Despite this different reaction to damage, crushing still makes catnip leaves more attractive to cats and more repulsive to mosquitoes. But in this case, the answers are due to higher levels of a chemical. And when we compared the plants to each other, a large dose of catnip cocktail was needed to elicit the same response from cats and mosquitoes as a very small dose of silver vine cocktail. However, catnip leaves themselves are just as attractive to cats as silver vine leaves, as the amount of chemicals released from catnip leaves is much higher overall.
Why even small amounts of complex mixtures of chemicals are so effective in triggering reactions is not clear to scientists. “Unfortunately,” says Miyazaki, “we don’t know why the cocktail reacts more strongly to cats and mosquitoes.” But despite these long questions, Benjamin Leachman, a plant biochemist at York University who did not participate in the study, says research “emphasizes the importance of mixtures or cocktails of chemicals in the interaction with animals, as opposed to single compounds.”
Scientists are still unsure when this particular cat’s behavior first developed. In a previous study, researchers found that leopards and jaguars would rub their heads on paper impregnated with nepetalactol, just as domestic cats do. This finding suggests that this behavior, which takes advantage of the insect repellent characteristics of certain plants, may have evolved into a distant ancestor of cats.

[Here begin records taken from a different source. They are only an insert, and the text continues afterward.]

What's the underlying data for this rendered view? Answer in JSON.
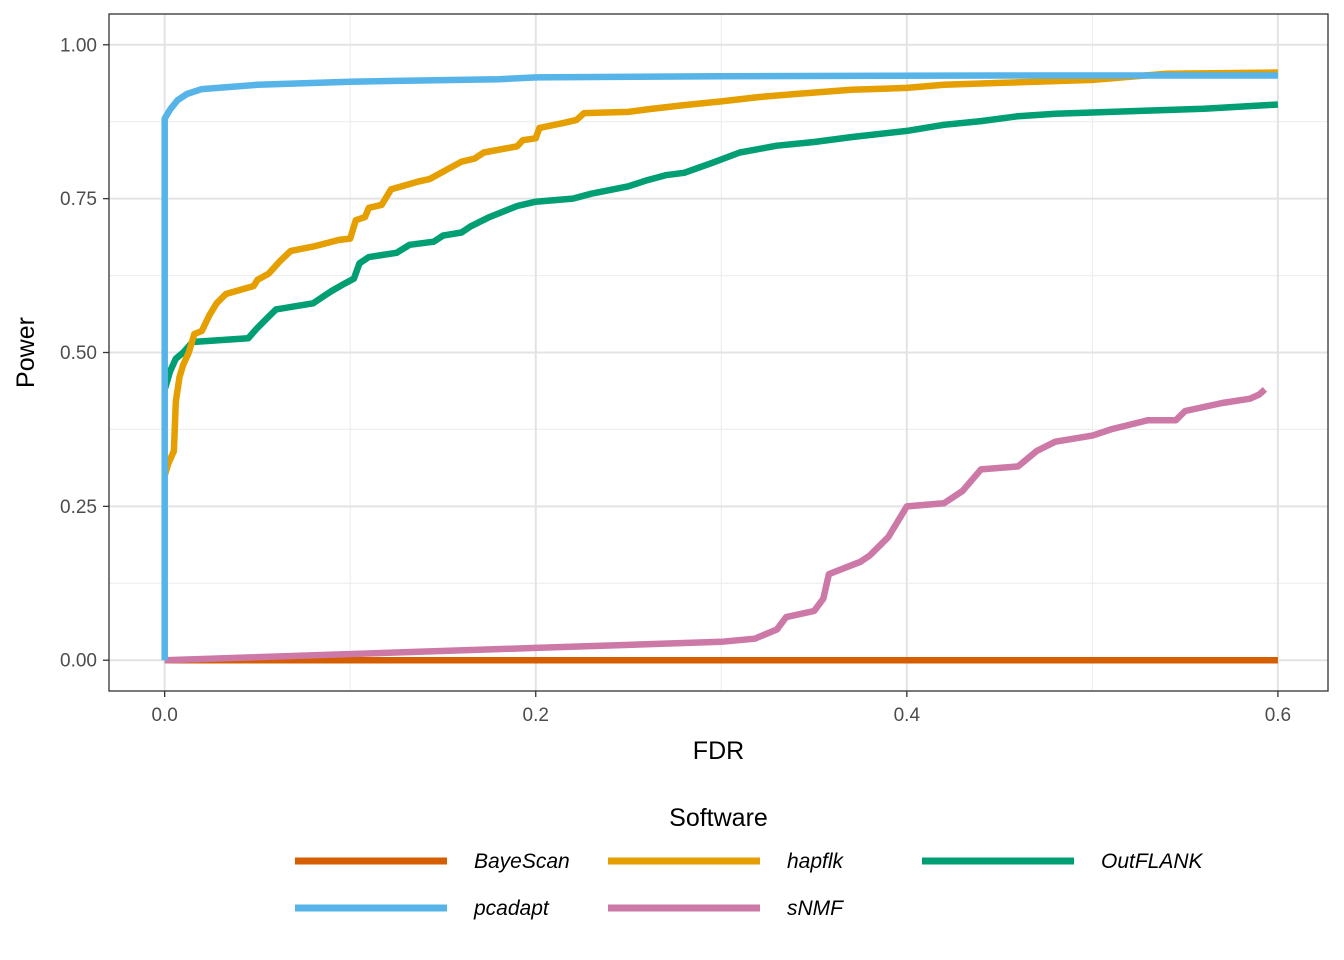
{
  "chart_data": {
    "type": "line",
    "xlabel": "FDR",
    "ylabel": "Power",
    "xlim": [
      -0.03,
      0.627
    ],
    "ylim": [
      -0.05,
      1.05
    ],
    "x_ticks": [
      0.0,
      0.2,
      0.4,
      0.6
    ],
    "x_tick_labels": [
      "0.0",
      "0.2",
      "0.4",
      "0.6"
    ],
    "y_ticks": [
      0.0,
      0.25,
      0.5,
      0.75,
      1.0
    ],
    "y_tick_labels": [
      "0.00",
      "0.25",
      "0.50",
      "0.75",
      "1.00"
    ],
    "grid": true,
    "legend_title": "Software",
    "legend_position": "bottom",
    "series": [
      {
        "name": "BayeScan",
        "color": "#D55E00",
        "points": [
          [
            0.0,
            0.0
          ],
          [
            0.6,
            0.0
          ]
        ]
      },
      {
        "name": "hapflk",
        "color": "#E69F00",
        "points": [
          [
            0.0,
            0.3
          ],
          [
            0.002,
            0.32
          ],
          [
            0.005,
            0.34
          ],
          [
            0.006,
            0.42
          ],
          [
            0.008,
            0.46
          ],
          [
            0.01,
            0.48
          ],
          [
            0.013,
            0.5
          ],
          [
            0.016,
            0.53
          ],
          [
            0.02,
            0.535
          ],
          [
            0.024,
            0.56
          ],
          [
            0.028,
            0.58
          ],
          [
            0.033,
            0.595
          ],
          [
            0.048,
            0.608
          ],
          [
            0.05,
            0.618
          ],
          [
            0.056,
            0.628
          ],
          [
            0.062,
            0.648
          ],
          [
            0.068,
            0.665
          ],
          [
            0.08,
            0.672
          ],
          [
            0.094,
            0.683
          ],
          [
            0.1,
            0.685
          ],
          [
            0.103,
            0.715
          ],
          [
            0.108,
            0.72
          ],
          [
            0.11,
            0.735
          ],
          [
            0.117,
            0.74
          ],
          [
            0.122,
            0.765
          ],
          [
            0.137,
            0.778
          ],
          [
            0.143,
            0.782
          ],
          [
            0.152,
            0.797
          ],
          [
            0.16,
            0.81
          ],
          [
            0.167,
            0.815
          ],
          [
            0.172,
            0.825
          ],
          [
            0.19,
            0.835
          ],
          [
            0.193,
            0.845
          ],
          [
            0.2,
            0.848
          ],
          [
            0.202,
            0.865
          ],
          [
            0.215,
            0.873
          ],
          [
            0.222,
            0.878
          ],
          [
            0.226,
            0.889
          ],
          [
            0.25,
            0.891
          ],
          [
            0.26,
            0.895
          ],
          [
            0.28,
            0.902
          ],
          [
            0.3,
            0.908
          ],
          [
            0.32,
            0.915
          ],
          [
            0.34,
            0.92
          ],
          [
            0.37,
            0.927
          ],
          [
            0.4,
            0.93
          ],
          [
            0.42,
            0.935
          ],
          [
            0.45,
            0.938
          ],
          [
            0.5,
            0.943
          ],
          [
            0.54,
            0.953
          ],
          [
            0.6,
            0.955
          ]
        ]
      },
      {
        "name": "OutFLANK",
        "color": "#009E73",
        "points": [
          [
            0.0,
            0.44
          ],
          [
            0.003,
            0.47
          ],
          [
            0.006,
            0.49
          ],
          [
            0.01,
            0.5
          ],
          [
            0.015,
            0.517
          ],
          [
            0.045,
            0.523
          ],
          [
            0.05,
            0.54
          ],
          [
            0.055,
            0.555
          ],
          [
            0.06,
            0.57
          ],
          [
            0.08,
            0.58
          ],
          [
            0.085,
            0.59
          ],
          [
            0.09,
            0.6
          ],
          [
            0.097,
            0.612
          ],
          [
            0.102,
            0.62
          ],
          [
            0.105,
            0.645
          ],
          [
            0.11,
            0.655
          ],
          [
            0.125,
            0.662
          ],
          [
            0.132,
            0.675
          ],
          [
            0.145,
            0.68
          ],
          [
            0.15,
            0.69
          ],
          [
            0.16,
            0.695
          ],
          [
            0.165,
            0.705
          ],
          [
            0.175,
            0.72
          ],
          [
            0.19,
            0.738
          ],
          [
            0.2,
            0.745
          ],
          [
            0.22,
            0.75
          ],
          [
            0.23,
            0.758
          ],
          [
            0.25,
            0.77
          ],
          [
            0.26,
            0.78
          ],
          [
            0.27,
            0.788
          ],
          [
            0.28,
            0.792
          ],
          [
            0.295,
            0.808
          ],
          [
            0.31,
            0.825
          ],
          [
            0.33,
            0.836
          ],
          [
            0.35,
            0.842
          ],
          [
            0.37,
            0.85
          ],
          [
            0.4,
            0.86
          ],
          [
            0.42,
            0.87
          ],
          [
            0.44,
            0.876
          ],
          [
            0.46,
            0.884
          ],
          [
            0.48,
            0.888
          ],
          [
            0.5,
            0.89
          ],
          [
            0.53,
            0.893
          ],
          [
            0.56,
            0.896
          ],
          [
            0.6,
            0.903
          ]
        ]
      },
      {
        "name": "pcadapt",
        "color": "#56B4E9",
        "points": [
          [
            0.0,
            0.0
          ],
          [
            0.0,
            0.88
          ],
          [
            0.003,
            0.895
          ],
          [
            0.007,
            0.91
          ],
          [
            0.012,
            0.92
          ],
          [
            0.02,
            0.928
          ],
          [
            0.05,
            0.935
          ],
          [
            0.1,
            0.94
          ],
          [
            0.18,
            0.944
          ],
          [
            0.2,
            0.947
          ],
          [
            0.3,
            0.949
          ],
          [
            0.45,
            0.95
          ],
          [
            0.6,
            0.95
          ]
        ]
      },
      {
        "name": "sNMF",
        "color": "#CC79A7",
        "points": [
          [
            0.0,
            0.0
          ],
          [
            0.2,
            0.02
          ],
          [
            0.3,
            0.03
          ],
          [
            0.318,
            0.035
          ],
          [
            0.33,
            0.05
          ],
          [
            0.335,
            0.07
          ],
          [
            0.35,
            0.08
          ],
          [
            0.355,
            0.1
          ],
          [
            0.358,
            0.14
          ],
          [
            0.375,
            0.16
          ],
          [
            0.38,
            0.17
          ],
          [
            0.39,
            0.2
          ],
          [
            0.4,
            0.25
          ],
          [
            0.42,
            0.255
          ],
          [
            0.43,
            0.275
          ],
          [
            0.44,
            0.31
          ],
          [
            0.46,
            0.315
          ],
          [
            0.47,
            0.34
          ],
          [
            0.48,
            0.355
          ],
          [
            0.5,
            0.365
          ],
          [
            0.51,
            0.375
          ],
          [
            0.53,
            0.39
          ],
          [
            0.545,
            0.39
          ],
          [
            0.55,
            0.405
          ],
          [
            0.57,
            0.418
          ],
          [
            0.585,
            0.425
          ],
          [
            0.59,
            0.432
          ],
          [
            0.593,
            0.44
          ]
        ]
      }
    ]
  }
}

“I’m just so interested in how cats have developed this innate behavior to defend themselves in this way,” said Nadia Melo, a chemical ecologist at Lund University who was not involved in the study. She said other mammals faced similar risks of insect disease, “but you don’t see that in dogs that are apparently also affected by mosquitoes.”
Catnip and silver vine can also be useful in protecting people from insects. The mosquito species used in this study transmit roundworms to cats and dogs, and also spread many human viruses, such as dengue and chikungunya. Melo’s previous research suggests that other mosquitoes are likely to have similar reactions. “I think all mosquitoes would react almost the same way,” she said.
Thus, catnip and silver vine chemicals may be useful in developing safer and more effective insect repellents for human consumption. They can simply have the side effect of attracting cats as well. “If someone doesn’t like cats or is allergic to cats,” Miyazaki wrote in an email, “I shouldn’t use iridoids as repellents!”